Assuring network data integrity in orchestrated networks is necessary for automation and end-to-end orchestration. The parameters, settings, and configurations of physical network functions (PNFs), virtual network functions (VNFs), and underlying network function virtualization infrastructure (NFVI) need to be matched with centralized OSS and orchestration systems. If data integrity is not synchronized, automated end-to-end service orchestration will fail. Because there will be more automated systems, orchestrators and humans programming the network, adjusting parameters, and configurations, the likelihood for poor network data integrity is increased. Given the heightened performance inter-dependencies between VNF and NFVI configurations to service quality and performance, there is an important need to continuously collect, audit, and compare data to “gold-standard” configuration templates.
Complementing real-time performance analytics, data network integrity analytics will help ensure orchestrators can make the correct, informed, and timely decisions. A scalable and automated auditing of data quality allow discrepancies to be easily identified and corrected. Data network integrity analytics can also be used as part of network planning an optimization processes when correlated with real-time performance analytics. Trends can be studied and new configurations, service parameters, and settings can be recommended based on predicted future demands or needs.
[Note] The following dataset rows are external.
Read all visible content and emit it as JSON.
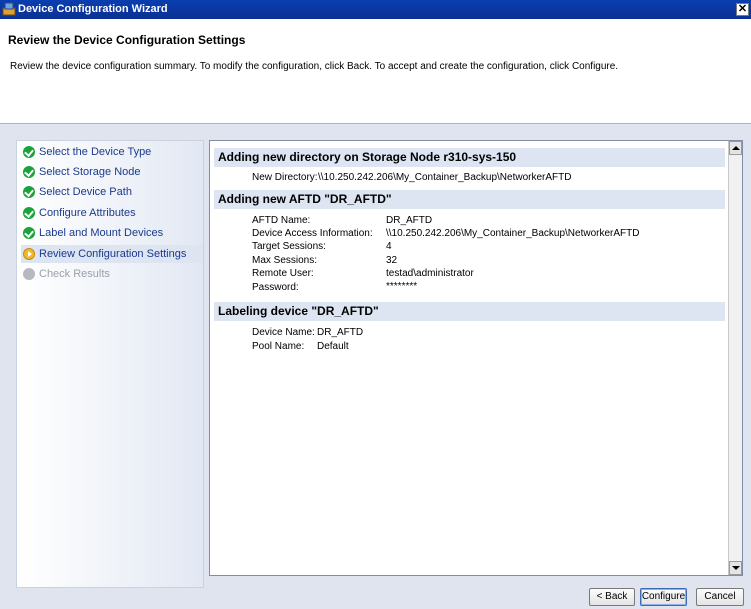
{
  "window": {
    "title": "Device Configuration Wizard",
    "icon": "wizard-app-icon",
    "close_label": "✕"
  },
  "header": {
    "title": "Review the Device Configuration Settings",
    "description": "Review the device configuration summary. To modify the configuration, click Back. To accept and create the configuration, click Configure."
  },
  "steps": [
    {
      "label": "Select the Device Type",
      "state": "done"
    },
    {
      "label": "Select Storage Node",
      "state": "done"
    },
    {
      "label": "Select Device Path",
      "state": "done"
    },
    {
      "label": "Configure Attributes",
      "state": "done"
    },
    {
      "label": "Label and Mount Devices",
      "state": "done"
    },
    {
      "label": "Review Configuration Settings",
      "state": "current"
    },
    {
      "label": "Check Results",
      "state": "pending"
    }
  ],
  "summary": {
    "section1": {
      "title": "Adding new directory on Storage Node r310-sys-150",
      "label": "New Directory:",
      "value": "\\\\10.250.242.206\\My_Container_Backup\\NetworkerAFTD"
    },
    "section2": {
      "title": "Adding new AFTD \"DR_AFTD\"",
      "rows": [
        {
          "label": "AFTD Name:",
          "value": "DR_AFTD"
        },
        {
          "label": "Device Access Information:",
          "value": "\\\\10.250.242.206\\My_Container_Backup\\NetworkerAFTD"
        },
        {
          "label": "Target Sessions:",
          "value": "4"
        },
        {
          "label": "Max Sessions:",
          "value": "32"
        },
        {
          "label": "Remote User:",
          "value": "testad\\administrator"
        },
        {
          "label": "Password:",
          "value": "********"
        }
      ]
    },
    "section3": {
      "title": "Labeling device \"DR_AFTD\"",
      "rows": [
        {
          "label": "Device Name:",
          "value": "DR_AFTD"
        },
        {
          "label": "Pool Name:",
          "value": "Default"
        }
      ]
    }
  },
  "buttons": {
    "back": "< Back",
    "configure": "Configure",
    "cancel": "Cancel"
  }
}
Because of the shared, multi-tenant nature of virtualized networks, maintaining security integrity is even more challenging. Multi-tenancy environments pose significant challenges when trying to maintain configuration integrity, and common cloud infrastructure could easily have hypervisor vulnerabilities introduced as a result of integrity failures. Virtual Machine, guest OS, or VNF manipulation could also compromise the integrity of the hypervisor. It will be important that logging and monitoring of hypervisor activities be performed. Similarly, it will be important that VNF configurations themselves are audited to understand whether configuration or operating system changes may have an impact to security integrity.
An important driver for NFV is to create a more flexible and elastic network to enable new service provider business models and revenue opportunities. VNFs will be instantiated, retired, or moved in a more dynamic fashion in order to meet the service delivery requirements. New business models could include VNF or VNF-as-a-Service whereby service providers could host different 3rd party VNFs within their own distributed, virtualized infrastructure. Some NFV implementations may involve hosting VNFs from different 3rd parties within a common service provider virtualized infrastructure. Without periodic integrity auditing, VNFs could be arbitrarily instantiated by Virtual Infrastructure Managers on suitable or available hypervisors. This could create vulnerable co-residency scenarios should the hypervisor become exploited or the security policies not be applied properly to the respective VNFs.